I touched my cheeks. They were stiff with Cuthbert’s dirty dried blood, and my lips were swollen, too. I felt my teeth because they hurt and I thought they might be all broken; but they were still there, smooth and firm in my mouth. I thought, ‘There is no hope for me – no hope at all,’ and slow tears mixed with the dirty blood on my face. I dragged myself out of that frightful little room and somehow reached the street. The lamps were lit, all shining on me in my disgrace, and I saw people looking at me, so I turned my face to the wall and pushed my hair over it. The big black hat I’d been wearing wasn’t there any more and I was glad it belonged to Rosa and was probably all torn and crushed now.

I stood outside our house. I could see my father in the gaslight standing by his roll-top desk sort of snarling to himself. I dared not go into the house all pulled about and stained; so I stood there in the road until I saw Rosa come into Father’s room, smiling her forced, bright smile. She came towards the window. Perhaps she only meant to pull the curtains; but I was afraid of her, and ran away where it was dark. I kept to the dark little streets until I found myself in the street where Mrs Churchill lived. I remembered she had said she would be my friend, and I went to her house. There was music coming out and I knew it must be ‘our Vera’ playing the piano; but it stopped when I knocked at the door, and the bark of dogs came instead. In the dark little hall Mrs Churchill came and let me into her house. She took me to her front room, where her daughter Vera sat at the piano in her pink blouse. Vera screamed when she saw me and Mrs Churchill cried, ‘Oh Lors!’ and suddenly I felt damp round my mouth and a sort of singing came, and I was falling.
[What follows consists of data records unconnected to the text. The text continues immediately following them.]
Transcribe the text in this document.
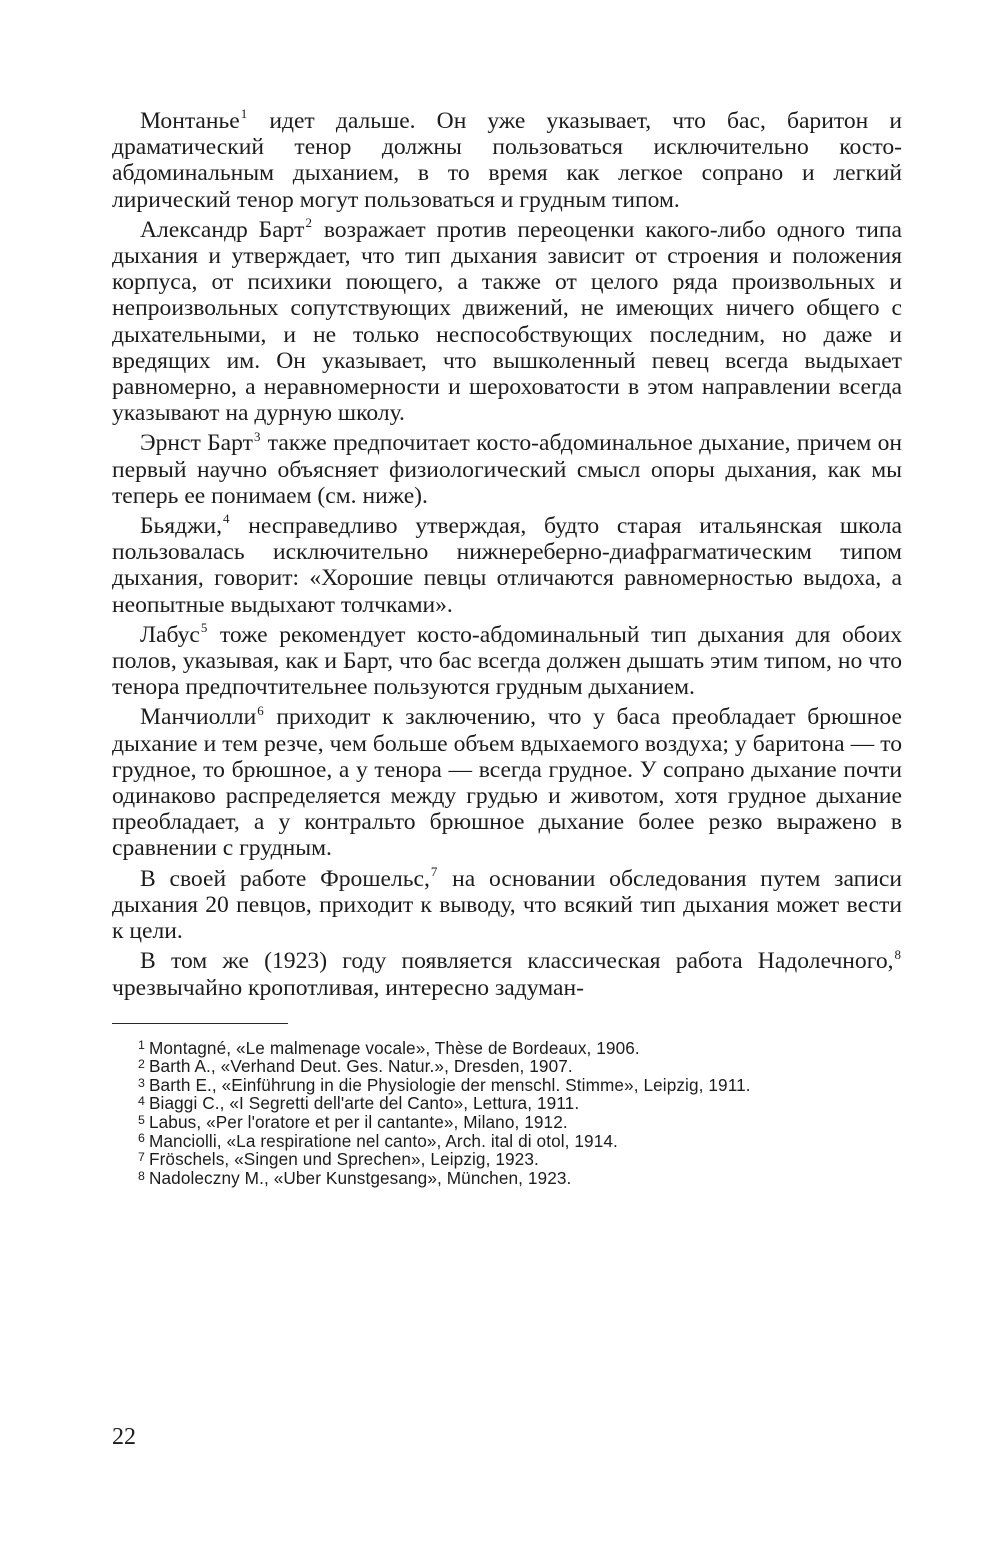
Монтанье$^1$ идет дальше. Он уже указывает, что бас, баритон и драматический тенор должны пользоваться исключительно косто-абдоминальным дыханием, в то время как легкое сопрано и легкий лирический тенор могут пользоваться и грудным типом.

Александр Барт$^2$ возражает против переоценки какого-либо одного типа дыхания и утверждает, что тип дыхания зависит от строения и положения корпуса, от психики поющего, а также от целого ряда произвольных и непроизвольных сопутствующих движений, не имеющих ничего общего с дыхательными, и не только неспособствующих последним, но даже и вредящих им. Он указывает, что вышколенный певец всегда выдыхает равномерно, а неравномерности и шероховатости в этом направлении всегда указывают на дурную школу.

Эрнст Барт$^3$ также предпочитает косто-абдоминальное дыхание, причем он первый научно объясняет физиологический смысл опоры дыхания, как мы теперь ее понимаем (см. ниже).

Бьяджи,$^4$ несправедливо утверждая, будто старая итальянская школа пользовалась исключительно нижнереберно-диафрагматическим типом дыхания, говорит: «Хорошие певцы отличаются равномерностью выдоха, а неопытные выдыхают толчками».

Лабус$^5$ тоже рекомендует косто-абдоминальный тип дыхания для обоих полов, указывая, как и Барт, что бас всегда должен дышать этим типом, но что тенора предпочтительнее пользуются грудным дыханием.

Манчиолли$^6$ приходит к заключению, что у баса преобладает брюшное дыхание и тем резче, чем больше объем вдыхаемого воздуха; у баритона — то грудное, то брюшное, а у тенора — всегда грудное. У сопрано дыхание почти одинаково распределяется между грудью и животом, хотя грудное дыхание преобладает, а у контральто брюшное дыхание более резко выражено в сравнении с грудным.

В своей работе Фрошельс,$^7$ на основании обследования путем записи дыхания 20 певцов, приходит к выводу, что всякий тип дыхания может вести к цели.

В том же (1923) году появляется классическая работа Надолечного,$^8$ чрезвычайно кропотливая, интересно задуман-

$^1$ Montagné, «Le malmenage vocale», Thèse de Bordeaux, 1906.

$^2$ Barth A., «Verhand Deut. Ges. Natur.», Dresden, 1907.

$^3$ Barth E., «Einführung in die Physiologie der menschl. Stimme», Leipzig, 1911.

$^4$ Biaggi C., «I Segretti dell'arte del Canto», Lettura, 1911.

$^5$ Labus, «Per l'oratore et per il cantante», Milano, 1912.

$^6$ Manciolli, «La respiratione nel canto», Arch. ital di otol, 1914.

$^7$ Fröschels, «Singen und Sprechen», Leipzig, 1923.

$^8$ Nadoleczny M., «Uber Kunstgesang», München, 1923.

22
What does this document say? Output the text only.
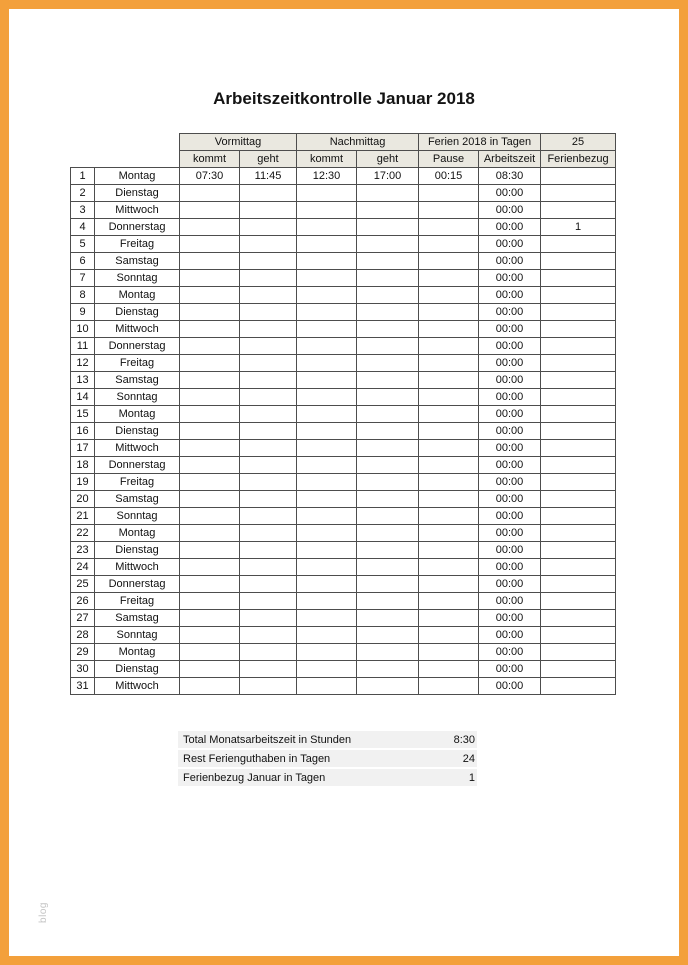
Arbeitszeitkontrolle Januar 2018
		Vormittag		Nachmittag		Ferien 2018 in Tagen		25
		kommt	geht	kommt	geht	Pause	Arbeitszeit	Ferienbezug
1	Montag	07:30	11:45	12:30	17:00	00:15	08:30	
2	Dienstag						00:00	
3	Mittwoch						00:00	
4	Donnerstag						00:00	1
5	Freitag						00:00	
6	Samstag						00:00	
7	Sonntag						00:00	
8	Montag						00:00	
9	Dienstag						00:00	
10	Mittwoch						00:00	
11	Donnerstag						00:00	
12	Freitag						00:00	
13	Samstag						00:00	
14	Sonntag						00:00	
15	Montag						00:00	
16	Dienstag						00:00	
17	Mittwoch						00:00	
18	Donnerstag						00:00	
19	Freitag						00:00	
20	Samstag						00:00	
21	Sonntag						00:00	
22	Montag						00:00	
23	Dienstag						00:00	
24	Mittwoch						00:00	
25	Donnerstag						00:00	
26	Freitag						00:00	
27	Samstag						00:00	
28	Sonntag						00:00	
29	Montag						00:00	
30	Dienstag						00:00	
31	Mittwoch						00:00	
Total Monatsarbeitszeit in Stunden	8:30
Rest Ferienguthaben in Tagen	24
Ferienbezug Januar in Tagen	1
blog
They said I’d fainted. I lay on a red plush couch, and felt the pile with my finger-nails. Mrs Churchill was bathing my face and mopping at it with a towel that smelt sour, and Vera was standing by with a cup of tea. In front of the fire the two fattest dogs I’d ever seen lay panting and scratching. I drank the tea to please them, although it was difficult because when I sat up my head hurt so much. The room was very hot and bright and they were so kind; even the panting dogs before the fire had kind faces. I told them about Rosa and the terrible Cuthbert and the jackdaw with blue eyes; but I couldn’t tell them everything because I was so ashamed – however many baths I had I’d never be really clean again. They lent me an enormous night-dress of Mrs Churchill’s and let me sleep on the sofa under dark blankets. I lay there, very hot, and listened to their voices the other side of the wall. Once I heard a child cry out and thought it must be Vera’s boy; once I heard the deep voice of ‘Dad’, who sounded as if he was talking through a greasy bowler hat.

In the night I was awake and floating. As I went up, the blankets fell to the floor. I could feel nothing below me – and nothing above until I came near the ceiling and it was hard to breathe there. I thought, ‘I mustn’t break the gas globe.’ I felt it carefully with my hands, and something very light fell in them, and it was the broken mantle. I kept very still up there because I was afraid of breaking other things in that small crowded room; but quite soon, it seemed, I was gently coming down again. I folded my hands over my chest and kept very straight, and floated down to the couch where I’d been lying. I was not afraid, but very calm and peaceful. In the morning I knew it wasn’t a dream because the blankets were still on the floor and I saw the gas mantle was broken and the chalky powder was still on my hands.